Because the law known as the Tax Cuts and Jobs Act (TCJA), P.L. 115-97, suspended the miscellaneous itemized deduction under Sec. 67 for unreimbursed employee business expenses from 2018 to 2025, the notice explains that the standard mileage rate cannot be used to claim a deduction for those expenses during that period.
However, self-employed taxpayers can deduct automobile expenses if they qualify as ordinary and necessary business expenses. And an exception to the disallowance of a deduction for unreimbursed employee business expenses applies to members of a reserve component of the U.S. armed forces, state or local government officials paid on a fee basis, and certain performing artists. They are permitted to deduct mileage expenses on line 11 of Schedule 1 of Form 1040, U.S. Individual Income Tax Return, (an above-the-line deduction) and may continue to use the 57.5 cents-per-mile business standard mileage rate.
The standard mileage rate also can be used under Rev. Proc. 2019-46 as the maximum amount an employer can reimburse an employee for operating an automobile for business purposes without substantiating the actual expense incurred.
Under Notice 2020-05, driving for medical care or for certain limited moving expense purposes for members of the armed forces may be deducted at 17 cents per mile, which is 3 cents lower than for 2019.

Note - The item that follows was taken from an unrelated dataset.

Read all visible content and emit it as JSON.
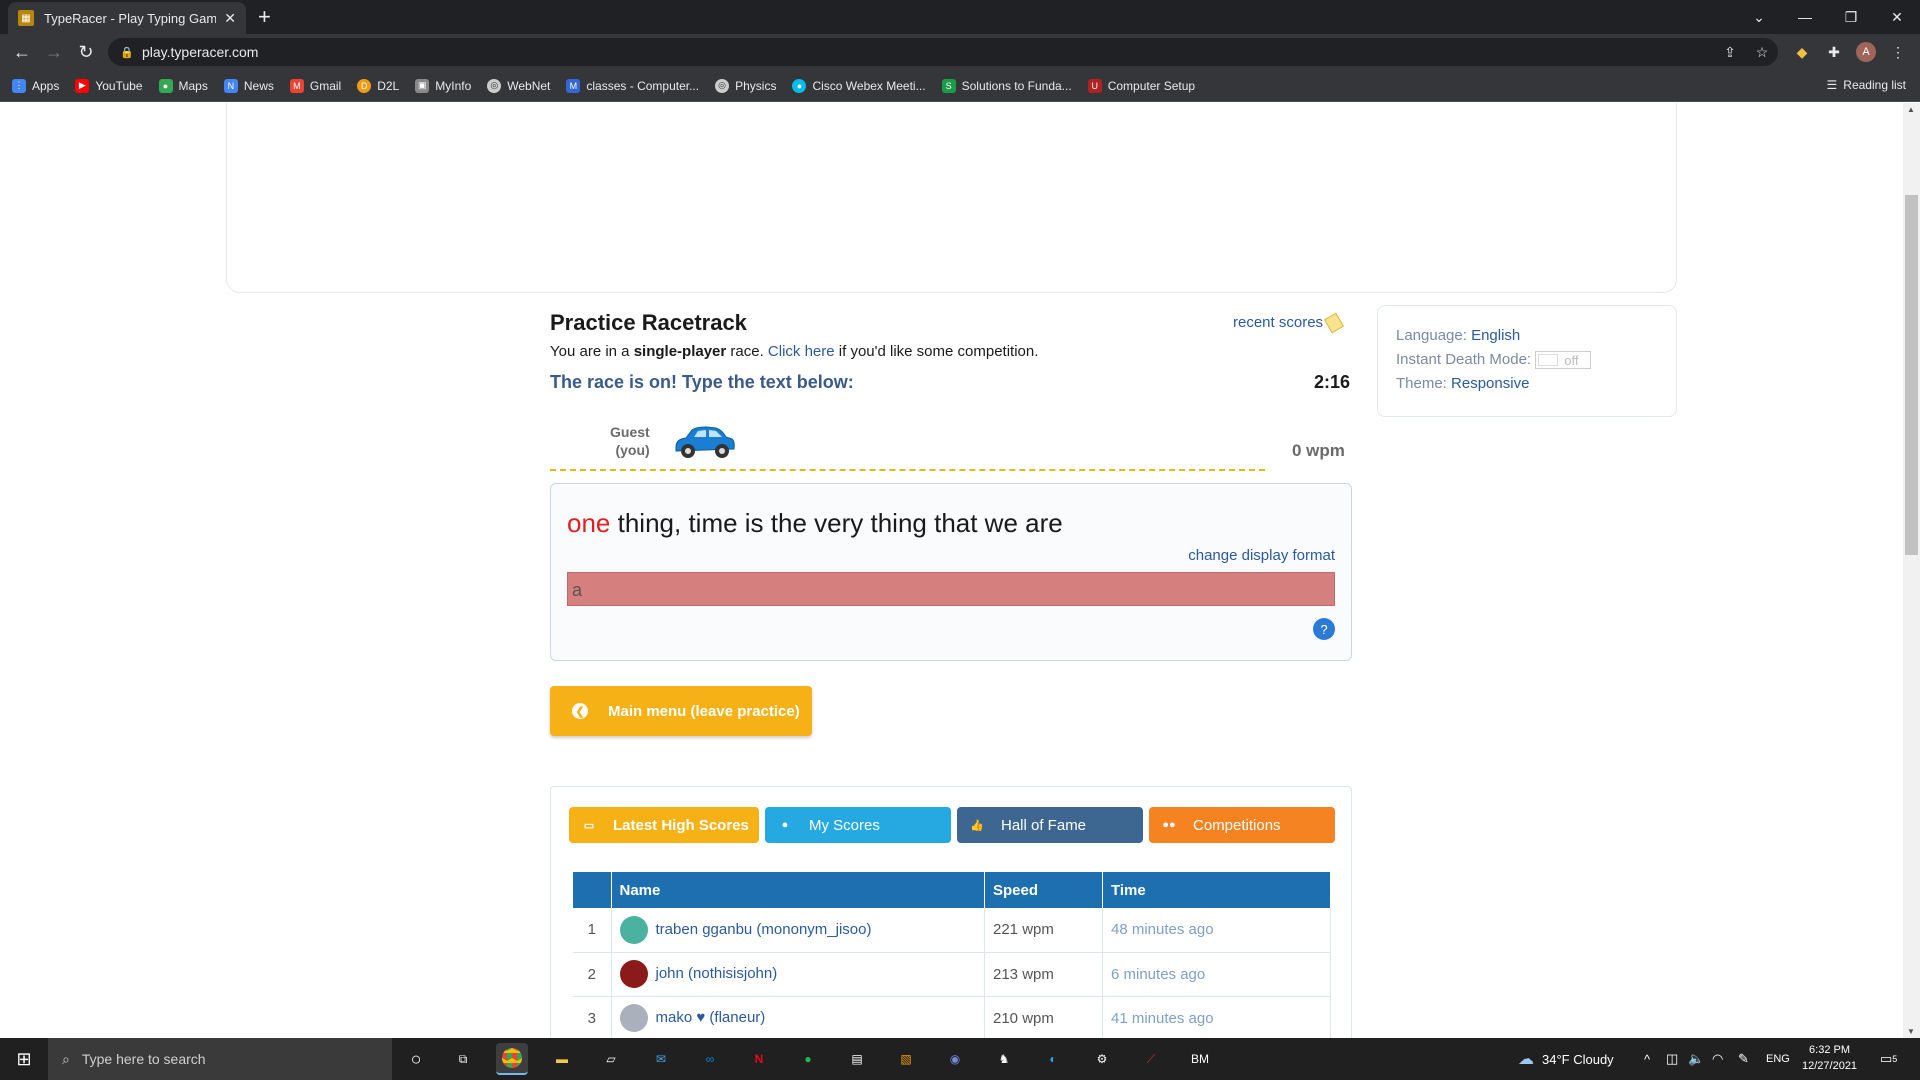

The TCJA repealed the moving expense deduction for individual taxpayers from 2018 to 2025, except for U.S. armed forces members on active duty who move pursuant to a military order and incident to a permanent change of station to whom Sec. 217(g) applies.
The rate for service to a charitable organization is unchanged, set by statute at 14 cents per mile (Sec. 170(i)).
The portion of the business standard mileage rate that is treated as depreciation will be 27 cents per mile for 2020, 1 cent more than 2019, one of the few amounts that is increasing.
To compute the allowance under a fixed-and-variable-rate (FAVR) plan, the maximum standard automobile cost is $50,400 for 2020 for all automobiles (including trucks and vans), the same as in 2019. The FAVR amounts were recalculated in 2018 after the TCJA retroactively amended the bonus depreciation rules. Under a FAVR plan, a standard amount is deemed substantiated for an employer’s reimbursement to employees for expenses they incur in driving their vehicle in performing services as an employee for the employer.
In November 2019, the IRS updated the standard mileage rules to reflect provisions of the TCJA (see prior coverage).